Night photography: Anchored to the claw

Anchored to the claw -- by Joe Reifer

Anchored to the claw — by Joe Reifer

This night image from Paul’s Junkyard was taken by placing the tripod in front of the driver’s seat of the large metal cutting machine seen in this car-crushing video. The high camera position makes the car look as if it’s dangling just off the ground. 20-30 mph winds shook the whole machine from side-to-side during the 5 minute exposure. The results resemble trying to shoot a slow exposure from a ship using a tripod — anything on the ship would be in focus, and everything else would be blurry. In this case, the arm holding the crushed Volvo wagon is reasonably sharp because it’s swaying at about the same rate as the camera. Below is a section of sky to show the star trails — you can see when there were gusts of wind. Sometimes an unconventional camera position can make for interesting results. Many thanks to eyetwist for the fill lighting, as I was doing origami with my legs and tripod in a confined space during the shot.

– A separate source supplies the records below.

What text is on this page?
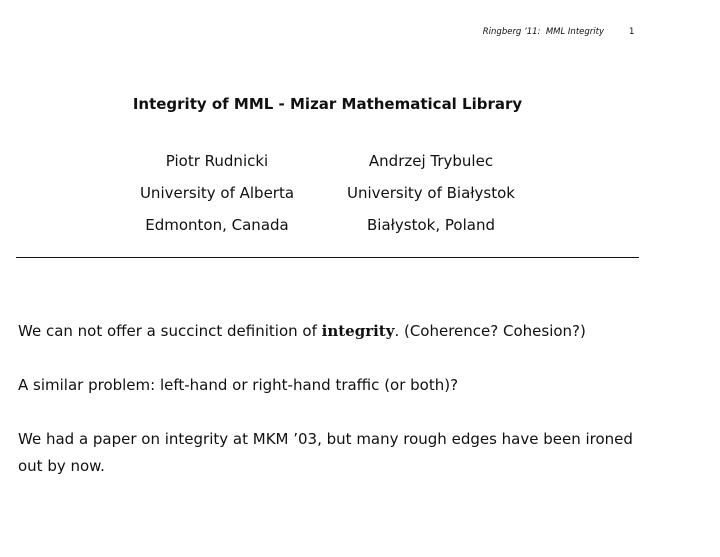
Ringberg ’11:  MML Integrity	1
Integrity of MML - Mizar Mathematical Library
Piotr Rudnicki
University of Alberta
Edmonton, Canada
Andrzej Trybulec
University of Białystok
Białystok, Poland
We can not offer a succinct definition of integrity. (Coherence? Cohesion?)
A similar problem: left-hand or right-hand traffic (or both)?
We had a paper on integrity at MKM ’03, but many rough edges have been ironed out by now.
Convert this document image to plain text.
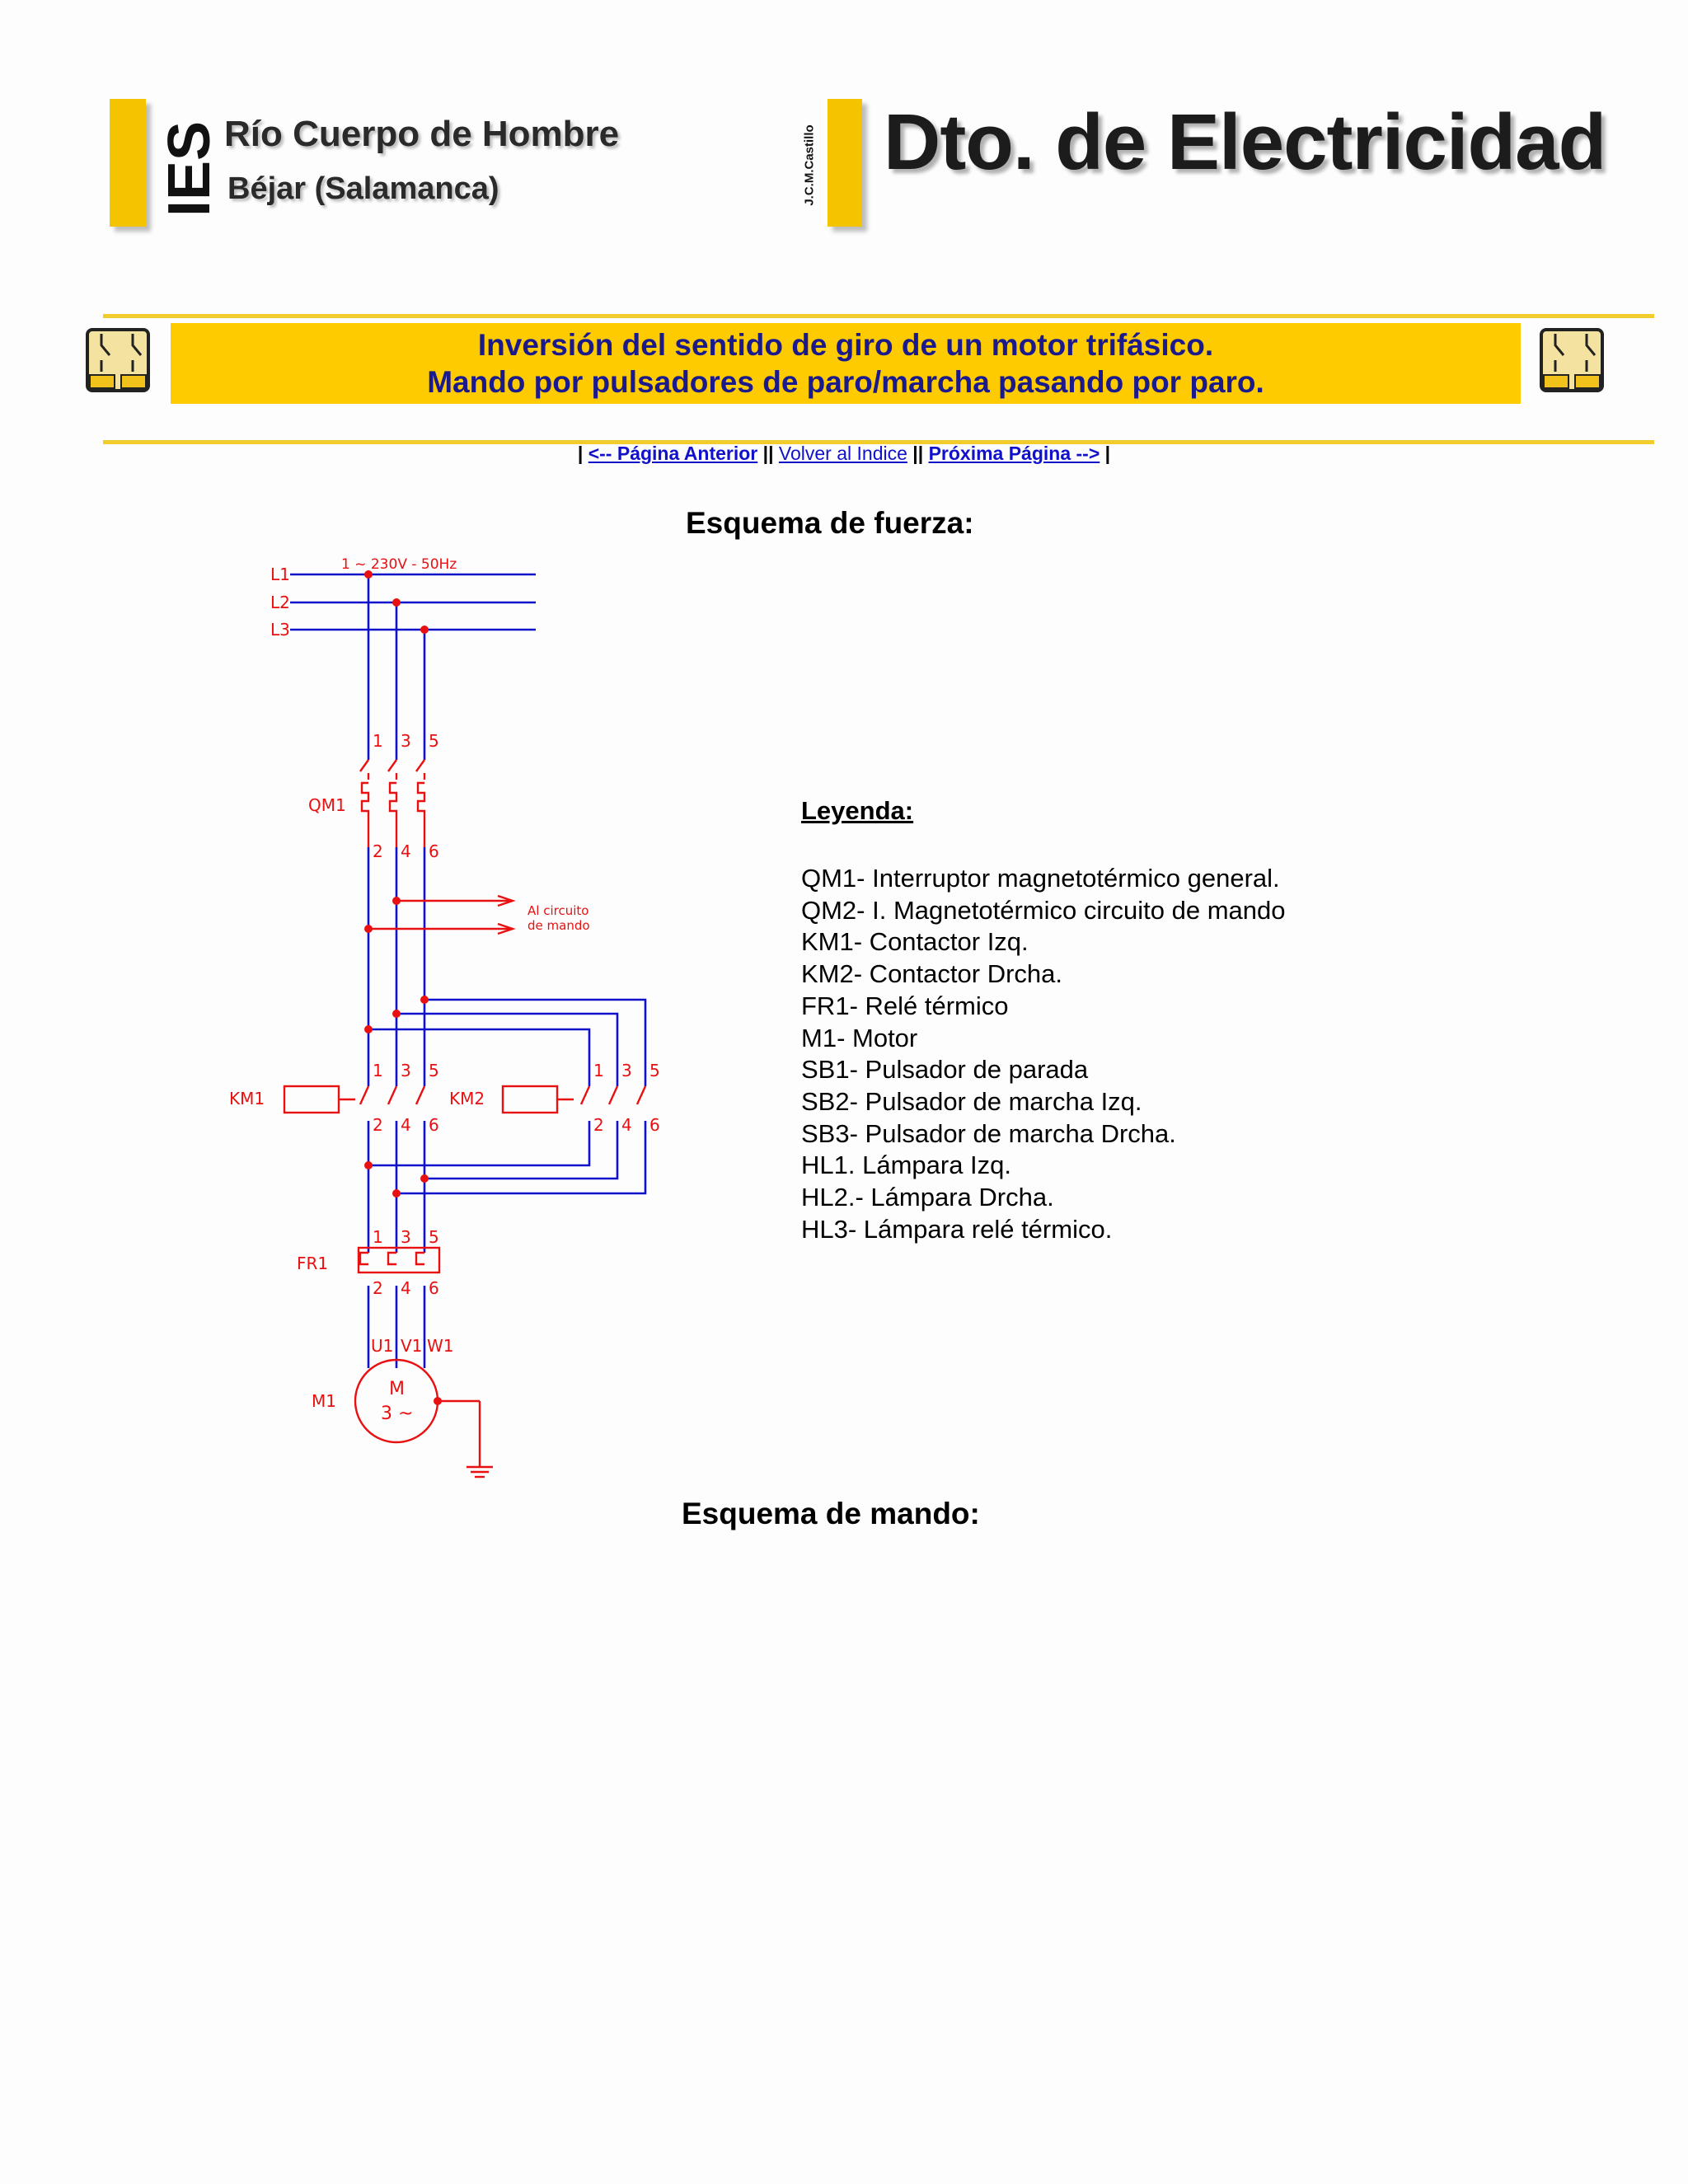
IES Río Cuerpo de Hombre
Béjar (Salamanca)	J.C.M.Castillo Dto. de Electricidad
Inversión del sentido de giro de un motor trifásico.
Mando por pulsadores de paro/marcha pasando por paro.
| <-- Página Anterior || Volver al Indice || Próxima Página --> |
Esquema de fuerza:
1 ~ 230V - 50Hz
L1
L2
L3
1 3 5
2 4 6
QM1
Al circuito
de mando
KM1
1 3 5
2 4 6
KM2
1 3 5
2 4 6
FR1
1 3 5
2 4 6
U1 V1 W1
M1
M
3 ~
Leyenda:
QM1- Interruptor magnetotérmico general.
QM2- I. Magnetotérmico circuito de mando
KM1- Contactor Izq.
KM2- Contactor Drcha.
FR1- Relé térmico
M1- Motor
SB1- Pulsador de parada
SB2- Pulsador de marcha Izq.
SB3- Pulsador de marcha Drcha.
HL1. Lámpara Izq.
HL2.- Lámpara Drcha.
HL3- Lámpara relé térmico.
Esquema de mando:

Anchored to the claw (star trails detail)

 

7 thoughts on “Night photography: Anchored to the claw”

  1. Joe: I got a similar shot from a ship (to be shown at our upcoming show – hope you can make it!). The stars were squiggly, but the ship was relatively sharp (though I slightly screwed up on focusing, because of the LF rig’s low tolerance for error in focusing). Looks great as a print – I just got it last night.

  2. interesting post!

    I think the photo would great as a vertical (yeys, I do remember you’re not a vertical fan). Cropping out the left would make the photo nice and clean – and the jaw would be leading into the picture.

    1. Cropping to vertical would simplify the photo graphically – there are enough pixels, but it’s just not my style. I like the context of what surrounds the subject/camera.